- Born: 9 February 2000 (age 26) Mladá Boleslav, Czech Republic
- Height: 1.67 m (5 ft 6 in)
- Position: Defense
- Shoots: Left
- Auroraliiga team Former teams: TPS Turku RPI Engineers; HC Baník Příbram HC Slavia Praha;
- National team: Czech Republic
- Playing career: 2013–present

= Magdalena Erbenová =

Czech ice hockey player (born 2000)

Magdalena Erbenová (born 9 February 2000) is a Czech ice hockey player. She has played in the Finnish Auroraliiga with TPS Turku since 2025.

Erbenová was a member of the Czech national ice hockey team that participated in the 2021 IIHF Women's World Championship.

== Playing career ==
At age 5, Erbenová began playing in the minor ice hockey department of HC Benátky nad Jizerou in Benátky nad Jizerou, a town about 21 km southwest of her hometown in the Central Bohemian Region of the Czech Republic.

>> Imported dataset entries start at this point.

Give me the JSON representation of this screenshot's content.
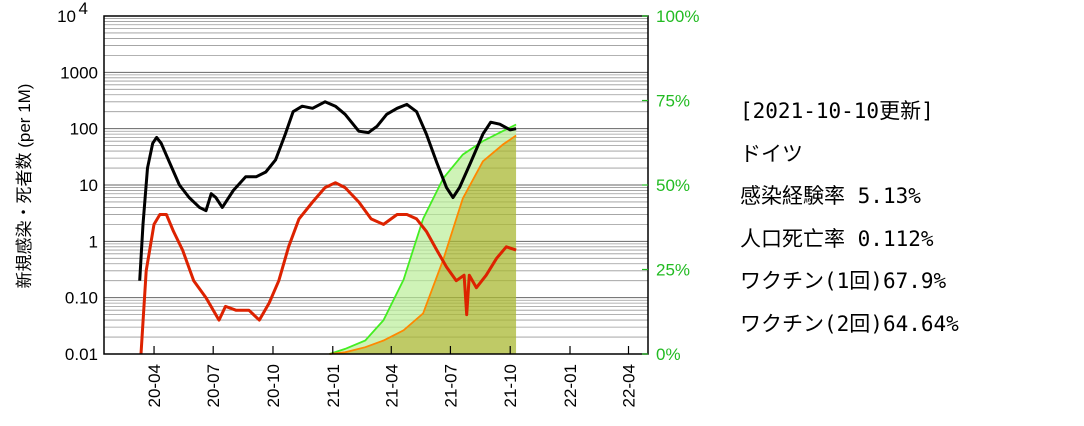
{
  "info": {
    "date_line": "[2021-10-10更新]",
    "country": "ドイツ",
    "infection_label": "感染経験率",
    "infection_value": "5.13%",
    "death_label": "人口死亡率",
    "death_value": "0.112%",
    "vaccine1_label": "ワクチン",
    "vaccine1_dose": "(1回)",
    "vaccine1_value": "67.9%",
    "vaccine2_label": "ワクチン",
    "vaccine2_dose": "(2回)",
    "vaccine2_value": "64.64%"
  },
  "colors": {
    "cases": "#000000",
    "deaths": "#dd2200",
    "deaths_late": "#cc4400",
    "vaccine1": "#44ee22",
    "vaccine2": "#ff8800",
    "vaccine_fill": "#aab833",
    "percent_axis": "#22bb22"
  },
  "chart_data": {
    "type": "line",
    "ylabel": "新規感染・死者数 (per 1M)",
    "xlabel": "",
    "y_scale": "log",
    "ylim": [
      0.01,
      10000
    ],
    "y_ticks": [
      "0.01",
      "0.10",
      "1",
      "10",
      "100",
      "1000",
      "10^4"
    ],
    "y2_ticks": [
      "0%",
      "25%",
      "50%",
      "75%",
      "100%"
    ],
    "y2lim": [
      0,
      100
    ],
    "x_ticks": [
      "20-04",
      "20-07",
      "20-10",
      "21-01",
      "21-04",
      "21-07",
      "21-10",
      "22-01",
      "22-04"
    ],
    "x_range": [
      "2020-01-15",
      "2022-05-01"
    ],
    "grid": true,
    "series": [
      {
        "key": "cases",
        "axis": "left",
        "points": [
          [
            "2020-03-10",
            0.2
          ],
          [
            "2020-03-15",
            2
          ],
          [
            "2020-03-22",
            20
          ],
          [
            "2020-03-30",
            55
          ],
          [
            "2020-04-05",
            70
          ],
          [
            "2020-04-12",
            55
          ],
          [
            "2020-04-25",
            25
          ],
          [
            "2020-05-10",
            10
          ],
          [
            "2020-05-25",
            6
          ],
          [
            "2020-06-10",
            4
          ],
          [
            "2020-06-20",
            3.5
          ],
          [
            "2020-06-28",
            7
          ],
          [
            "2020-07-05",
            6
          ],
          [
            "2020-07-15",
            4
          ],
          [
            "2020-08-01",
            8
          ],
          [
            "2020-08-20",
            14
          ],
          [
            "2020-09-05",
            14
          ],
          [
            "2020-09-20",
            17
          ],
          [
            "2020-10-05",
            28
          ],
          [
            "2020-10-20",
            80
          ],
          [
            "2020-11-01",
            200
          ],
          [
            "2020-11-15",
            250
          ],
          [
            "2020-12-01",
            230
          ],
          [
            "2020-12-20",
            300
          ],
          [
            "2021-01-05",
            250
          ],
          [
            "2021-01-20",
            180
          ],
          [
            "2021-02-10",
            90
          ],
          [
            "2021-02-25",
            85
          ],
          [
            "2021-03-10",
            110
          ],
          [
            "2021-03-25",
            180
          ],
          [
            "2021-04-10",
            230
          ],
          [
            "2021-04-25",
            270
          ],
          [
            "2021-05-10",
            200
          ],
          [
            "2021-05-25",
            80
          ],
          [
            "2021-06-10",
            25
          ],
          [
            "2021-06-25",
            9
          ],
          [
            "2021-07-05",
            6
          ],
          [
            "2021-07-15",
            9
          ],
          [
            "2021-08-01",
            25
          ],
          [
            "2021-08-20",
            80
          ],
          [
            "2021-09-01",
            130
          ],
          [
            "2021-09-15",
            120
          ],
          [
            "2021-10-01",
            95
          ],
          [
            "2021-10-10",
            100
          ]
        ]
      },
      {
        "key": "deaths",
        "axis": "left",
        "points": [
          [
            "2020-03-12",
            0.01
          ],
          [
            "2020-03-20",
            0.3
          ],
          [
            "2020-04-01",
            2
          ],
          [
            "2020-04-10",
            3
          ],
          [
            "2020-04-20",
            3
          ],
          [
            "2020-05-01",
            1.5
          ],
          [
            "2020-05-15",
            0.7
          ],
          [
            "2020-06-01",
            0.2
          ],
          [
            "2020-06-20",
            0.1
          ],
          [
            "2020-07-10",
            0.04
          ],
          [
            "2020-07-20",
            0.07
          ],
          [
            "2020-08-05",
            0.06
          ],
          [
            "2020-08-25",
            0.06
          ],
          [
            "2020-09-10",
            0.04
          ],
          [
            "2020-09-25",
            0.08
          ],
          [
            "2020-10-10",
            0.2
          ],
          [
            "2020-10-25",
            0.8
          ],
          [
            "2020-11-10",
            2.5
          ],
          [
            "2020-12-01",
            5
          ],
          [
            "2020-12-20",
            9
          ],
          [
            "2021-01-05",
            11
          ],
          [
            "2021-01-20",
            9
          ],
          [
            "2021-02-10",
            5
          ],
          [
            "2021-03-01",
            2.5
          ],
          [
            "2021-03-20",
            2
          ],
          [
            "2021-04-10",
            3
          ],
          [
            "2021-04-25",
            3
          ],
          [
            "2021-05-10",
            2.5
          ],
          [
            "2021-05-25",
            1.5
          ],
          [
            "2021-06-10",
            0.7
          ],
          [
            "2021-06-25",
            0.35
          ],
          [
            "2021-07-10",
            0.2
          ],
          [
            "2021-07-22",
            0.25
          ],
          [
            "2021-07-26",
            0.05
          ],
          [
            "2021-07-30",
            0.25
          ],
          [
            "2021-08-10",
            0.15
          ],
          [
            "2021-08-25",
            0.25
          ],
          [
            "2021-09-10",
            0.5
          ],
          [
            "2021-09-25",
            0.8
          ],
          [
            "2021-10-10",
            0.7
          ]
        ]
      },
      {
        "key": "vaccine1",
        "axis": "right",
        "points": [
          [
            "2020-12-27",
            0
          ],
          [
            "2021-01-20",
            1.5
          ],
          [
            "2021-02-20",
            4
          ],
          [
            "2021-03-20",
            10
          ],
          [
            "2021-04-20",
            22
          ],
          [
            "2021-05-20",
            40
          ],
          [
            "2021-06-20",
            52
          ],
          [
            "2021-07-20",
            59
          ],
          [
            "2021-08-20",
            63
          ],
          [
            "2021-09-20",
            66
          ],
          [
            "2021-10-10",
            67.9
          ]
        ]
      },
      {
        "key": "vaccine2",
        "axis": "right",
        "points": [
          [
            "2020-12-27",
            0
          ],
          [
            "2021-01-20",
            0.5
          ],
          [
            "2021-02-20",
            2
          ],
          [
            "2021-03-20",
            4
          ],
          [
            "2021-04-20",
            7
          ],
          [
            "2021-05-20",
            12
          ],
          [
            "2021-06-20",
            28
          ],
          [
            "2021-07-20",
            46
          ],
          [
            "2021-08-20",
            57
          ],
          [
            "2021-09-20",
            62
          ],
          [
            "2021-10-10",
            64.64
          ]
        ]
      }
    ]
  }
}
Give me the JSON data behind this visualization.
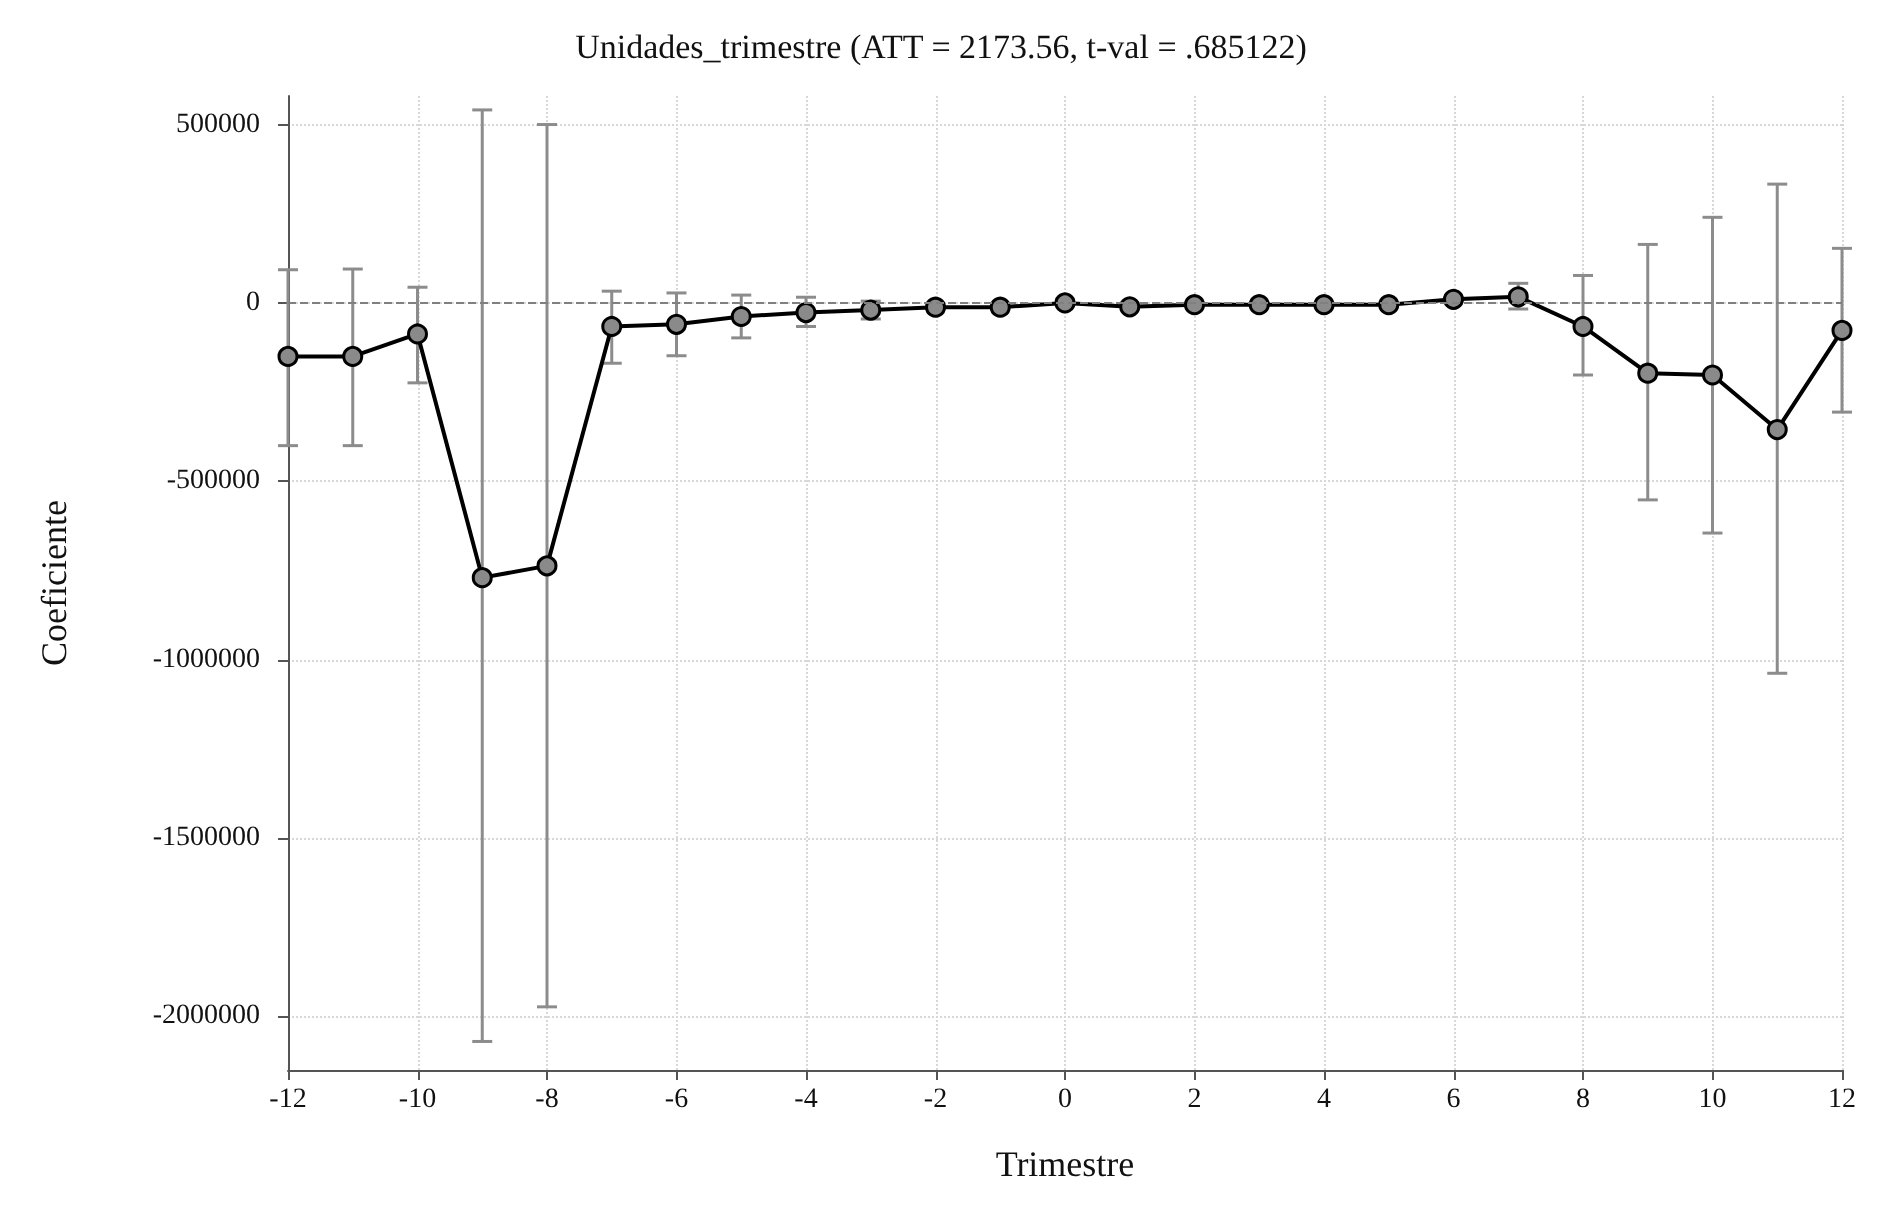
{
  "chart_data": {
    "type": "line",
    "title": "Unidades_trimestre (ATT = 2173.56, t-val = .685122)",
    "xlabel": "Trimestre",
    "ylabel": "Coeficiente",
    "x": [
      -12,
      -11,
      -10,
      -9,
      -8,
      -7,
      -6,
      -5,
      -4,
      -3,
      -2,
      -1,
      0,
      1,
      2,
      3,
      4,
      5,
      6,
      7,
      8,
      9,
      10,
      11,
      12
    ],
    "series": [
      {
        "color": "#000000",
        "values": [
          -150000,
          -150000,
          -87000,
          -770000,
          -737000,
          -66000,
          -60000,
          -38000,
          -27000,
          -20000,
          -12000,
          -12000,
          0,
          -11000,
          -5000,
          -5000,
          -5000,
          -5000,
          10000,
          17000,
          -66000,
          -197000,
          -202000,
          -355000,
          -77000
        ],
        "errors": [
          [
            -400000,
            93000
          ],
          [
            -400000,
            95000
          ],
          [
            -224000,
            44000
          ],
          [
            -2070000,
            541000
          ],
          [
            -1973000,
            500000
          ],
          [
            -169000,
            33000
          ],
          [
            -148000,
            28000
          ],
          [
            -98000,
            22000
          ],
          [
            -66000,
            16000
          ],
          [
            -45000,
            5000
          ],
          null,
          null,
          null,
          null,
          null,
          null,
          null,
          null,
          null,
          [
            -17000,
            55000
          ],
          [
            -202000,
            77000
          ],
          [
            -552000,
            164000
          ],
          [
            -645000,
            240000
          ],
          [
            -1038000,
            333000
          ],
          [
            -306000,
            153000
          ]
        ]
      }
    ],
    "xlim": [
      -12,
      12
    ],
    "xticks": [
      -12,
      -10,
      -8,
      -6,
      -4,
      -2,
      0,
      2,
      4,
      6,
      8,
      10,
      12
    ],
    "ylim": [
      -2150000,
      580000
    ],
    "yticks": [
      -2000000,
      -1500000,
      -1000000,
      -500000,
      0,
      500000
    ],
    "ref_lines": [
      {
        "axis": "y",
        "value": 0,
        "line_style": "dashed",
        "color": "#808080"
      }
    ],
    "grid": true,
    "marker": "circle",
    "line_style": "solid"
  }
}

Her senior club career began in the Czech Women's Extraliga at age 14 with the women's representative team of HC Slavia Praha. After four seasons with HC Slavia Praha, she transferred to HC Baník Příbram for the 2018–19 Czech Women's Extraliga season. Erbenová also played in the second-tier Czech national under-16 league with HC Benátky nad Jizerou U16 and in USA Hockey's 19U Tier-1 league with the Northwood School Huskies elite girls' ice hockey team.

Erbenová played five seasons (2020–2025) of college ice hockey with the RPI Engineers women's ice hockey program in the ECAC Hockey conference of the NCAA Division I.

=== International play ===
Erbenová made her senior national team debut at the 2021 IIHF Women's World Championship.

As a junior player with the Czech national under-18 team, she participated in the IIHF Women's U18 World Championships in 2016 and 2017, and served as team captain at the 2018 tournament. At the 2016 Winter Youth Olympics, she was the flagbearer for the Czech delegation at the opening ceremony and served as captain of the Czech girls' ice hockey team, which won a silver medal in the girls' ice hockey tournament.

== Personal life ==
Erbenová was born on 9 February 2000 to Zdeněk Erben and Romana Erbenová in Mladá Boleslav – a Czech town situated about 50 km northeast of Prague. She attended the Secondary School for the Administration of the EU (Střední odborná škola pro administrativu v EU) in Prague for four years before relocating to Lake Placid, New York, United States to attend the Northwood School, a private boarding school, for her last year of secondary school.

In 2020, she began studying business and management at the Rensselaer Polytechnic Institute in Troy, New York and earned selection to the 2020–21 ECAC Hockey All-Academic team.